Applying reinforcement learning (RL) to combinatorial optimization problems is attractive as it removes the need for expert knowledge or pre-solved instances. However, it is unrealistic to expect an agent to solve these (often NP-)hard problems in a single shot at inference due to their inherent complexity. Thus, leading approaches often implement additional search strategies, from stochastic sampling and beam-search to explicit fine-tuning. In this paper, we argue for the benefits of learning a population of complementary policies, which can be simultaneously rolled out at inference. To this end, we introduce Poppy, a simple training procedure for populations. Instead of relying on a predefined or hand-crafted notion of diversity, Poppy induces an unsupervised specialization targeted solely at maximizing the performance of the population. We show that Poppy produces a set of complementary policies, and obtains state-of-the-art RL results on three popular NP-hard problems: the traveling salesman (TSP), the capacitated vehicle routing (CVRP), and 0-1 knapsack (KP) problems. On TSP specifically, Poppy outperforms the previous state-of-the-art, dividing the optimality gap by 5 while reducing the inference time by more than an order of magnitude.

1. INTRODUCTION

In recent years, machine learning (ML) approaches have overtaken algorithms that use handcrafted features and strategies across a variety of challenging tasks (Mnih et al., 2015; van den Oord et al., 2016; Silver et al., 2017; Brown et al., 2020) . In particular, solving combinatorial optimization (CO) problems -where the maxima or minima of an objective function acting on a finite set of discrete variables is sought -has attracted significant interest (Bengio et al., 2021) due to both their (often NP) hard nature and numerous practical applications across domains varying from logistics (Sbihi & Eglese, 2007) to fundamental science (Wagner, 2020) . As the search space of feasible solutions typically grows exponentially with the problem size, exact solvers can be challenging to scale, hence CO problems are often also tackled with handcrafted heuristics using expert knowledge.
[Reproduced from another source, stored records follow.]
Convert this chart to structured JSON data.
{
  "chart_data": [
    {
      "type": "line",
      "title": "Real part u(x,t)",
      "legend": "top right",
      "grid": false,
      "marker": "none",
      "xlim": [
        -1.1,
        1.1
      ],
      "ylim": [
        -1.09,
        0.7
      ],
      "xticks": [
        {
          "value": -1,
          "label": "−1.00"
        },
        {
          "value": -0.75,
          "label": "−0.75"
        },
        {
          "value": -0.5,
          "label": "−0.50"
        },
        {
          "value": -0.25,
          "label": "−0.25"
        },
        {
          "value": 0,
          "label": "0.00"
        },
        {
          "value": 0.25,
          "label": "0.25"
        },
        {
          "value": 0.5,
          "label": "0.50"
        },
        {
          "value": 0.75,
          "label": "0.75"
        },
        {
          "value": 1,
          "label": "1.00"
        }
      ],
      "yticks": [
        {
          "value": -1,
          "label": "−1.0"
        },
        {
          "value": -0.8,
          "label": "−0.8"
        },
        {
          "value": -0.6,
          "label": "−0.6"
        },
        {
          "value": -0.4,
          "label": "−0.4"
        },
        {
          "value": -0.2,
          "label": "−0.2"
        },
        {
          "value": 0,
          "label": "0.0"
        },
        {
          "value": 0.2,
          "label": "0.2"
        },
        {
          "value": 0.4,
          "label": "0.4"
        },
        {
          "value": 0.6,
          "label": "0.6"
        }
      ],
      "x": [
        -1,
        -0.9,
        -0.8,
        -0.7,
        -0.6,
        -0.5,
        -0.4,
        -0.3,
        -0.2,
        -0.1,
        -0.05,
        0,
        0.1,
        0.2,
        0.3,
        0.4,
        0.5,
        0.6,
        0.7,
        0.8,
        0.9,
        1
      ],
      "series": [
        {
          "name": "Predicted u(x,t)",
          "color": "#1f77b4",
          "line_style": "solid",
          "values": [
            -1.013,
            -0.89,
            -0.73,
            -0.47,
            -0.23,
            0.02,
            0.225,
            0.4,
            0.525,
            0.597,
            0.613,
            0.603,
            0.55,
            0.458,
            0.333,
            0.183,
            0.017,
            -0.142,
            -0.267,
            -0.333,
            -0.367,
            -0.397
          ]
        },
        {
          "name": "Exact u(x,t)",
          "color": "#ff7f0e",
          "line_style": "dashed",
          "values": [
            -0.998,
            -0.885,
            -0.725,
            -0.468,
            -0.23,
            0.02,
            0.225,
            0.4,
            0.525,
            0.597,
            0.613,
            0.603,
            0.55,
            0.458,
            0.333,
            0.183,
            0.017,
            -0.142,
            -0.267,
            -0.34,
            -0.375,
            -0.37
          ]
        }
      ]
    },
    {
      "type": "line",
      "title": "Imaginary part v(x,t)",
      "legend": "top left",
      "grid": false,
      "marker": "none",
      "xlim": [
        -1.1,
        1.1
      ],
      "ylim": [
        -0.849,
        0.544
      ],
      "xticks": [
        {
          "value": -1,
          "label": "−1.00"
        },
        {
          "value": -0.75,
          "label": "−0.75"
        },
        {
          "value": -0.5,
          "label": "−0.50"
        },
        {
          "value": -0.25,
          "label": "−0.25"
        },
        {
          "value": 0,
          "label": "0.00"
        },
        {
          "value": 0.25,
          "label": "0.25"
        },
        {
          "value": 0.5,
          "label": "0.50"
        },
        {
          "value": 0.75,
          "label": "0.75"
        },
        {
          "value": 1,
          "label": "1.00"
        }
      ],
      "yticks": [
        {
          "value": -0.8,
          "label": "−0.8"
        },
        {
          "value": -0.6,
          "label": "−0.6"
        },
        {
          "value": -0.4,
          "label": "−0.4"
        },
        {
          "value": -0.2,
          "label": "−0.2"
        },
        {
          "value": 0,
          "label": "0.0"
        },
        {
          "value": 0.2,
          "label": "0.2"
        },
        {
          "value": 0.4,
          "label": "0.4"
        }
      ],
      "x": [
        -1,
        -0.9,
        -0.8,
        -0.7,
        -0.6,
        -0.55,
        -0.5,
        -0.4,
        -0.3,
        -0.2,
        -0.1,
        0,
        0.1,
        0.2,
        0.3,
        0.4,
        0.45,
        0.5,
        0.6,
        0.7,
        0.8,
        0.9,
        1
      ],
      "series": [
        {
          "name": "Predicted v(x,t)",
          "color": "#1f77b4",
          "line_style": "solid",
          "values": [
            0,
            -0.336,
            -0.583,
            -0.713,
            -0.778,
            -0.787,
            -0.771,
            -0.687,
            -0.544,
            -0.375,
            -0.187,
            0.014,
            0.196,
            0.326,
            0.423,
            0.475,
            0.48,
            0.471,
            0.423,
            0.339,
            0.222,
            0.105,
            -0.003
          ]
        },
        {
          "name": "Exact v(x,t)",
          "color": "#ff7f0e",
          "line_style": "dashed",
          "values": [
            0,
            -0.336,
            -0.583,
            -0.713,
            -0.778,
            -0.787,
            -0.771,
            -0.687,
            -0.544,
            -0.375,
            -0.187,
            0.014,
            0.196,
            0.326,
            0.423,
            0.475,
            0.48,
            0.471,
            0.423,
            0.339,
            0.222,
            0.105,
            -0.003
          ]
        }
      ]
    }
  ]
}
Whilst a diversity of ML-based heuristics have been proposed, reinforcement learning (RL; Sutton & Barto, 2018) is a promising paradigm as it does not require pre-solved examples of these hard problems. Indeed, algorithmic improvements to RL-based CO solvers, coupled with low inference cost, and the fact that they are by design targeted at specific problem distributions, have progressively narrowed the gap with traditional solvers. To improve the quality of proposed solutions, RL methods typically generate multiple candidates with additional search procedures, which can be divided into two families (Mazyavkina et al., 2021) . First, improvement methods start from a feasible solution and iteratively improve it through small modifications (actions). However, such incremental search cannot quickly access very different solutions, and requires handcrafted procedures to define a sensible action space. Second, construction methods incrementally build a solution by selecting one element at a time. Multiple solutions can be built using sampling strategies, such as stochastic sampling policies or beam search. However, just as improvement methods are biased by the initial starting solution, construction methods are biased by the single underlying policy. Thus, a balance must be struck between the exploitation of the learned policy (which may be ill-suited for a given problem instance) and the exploration of different solutions (where the extreme case of a purely random policy will likely be highly inefficient).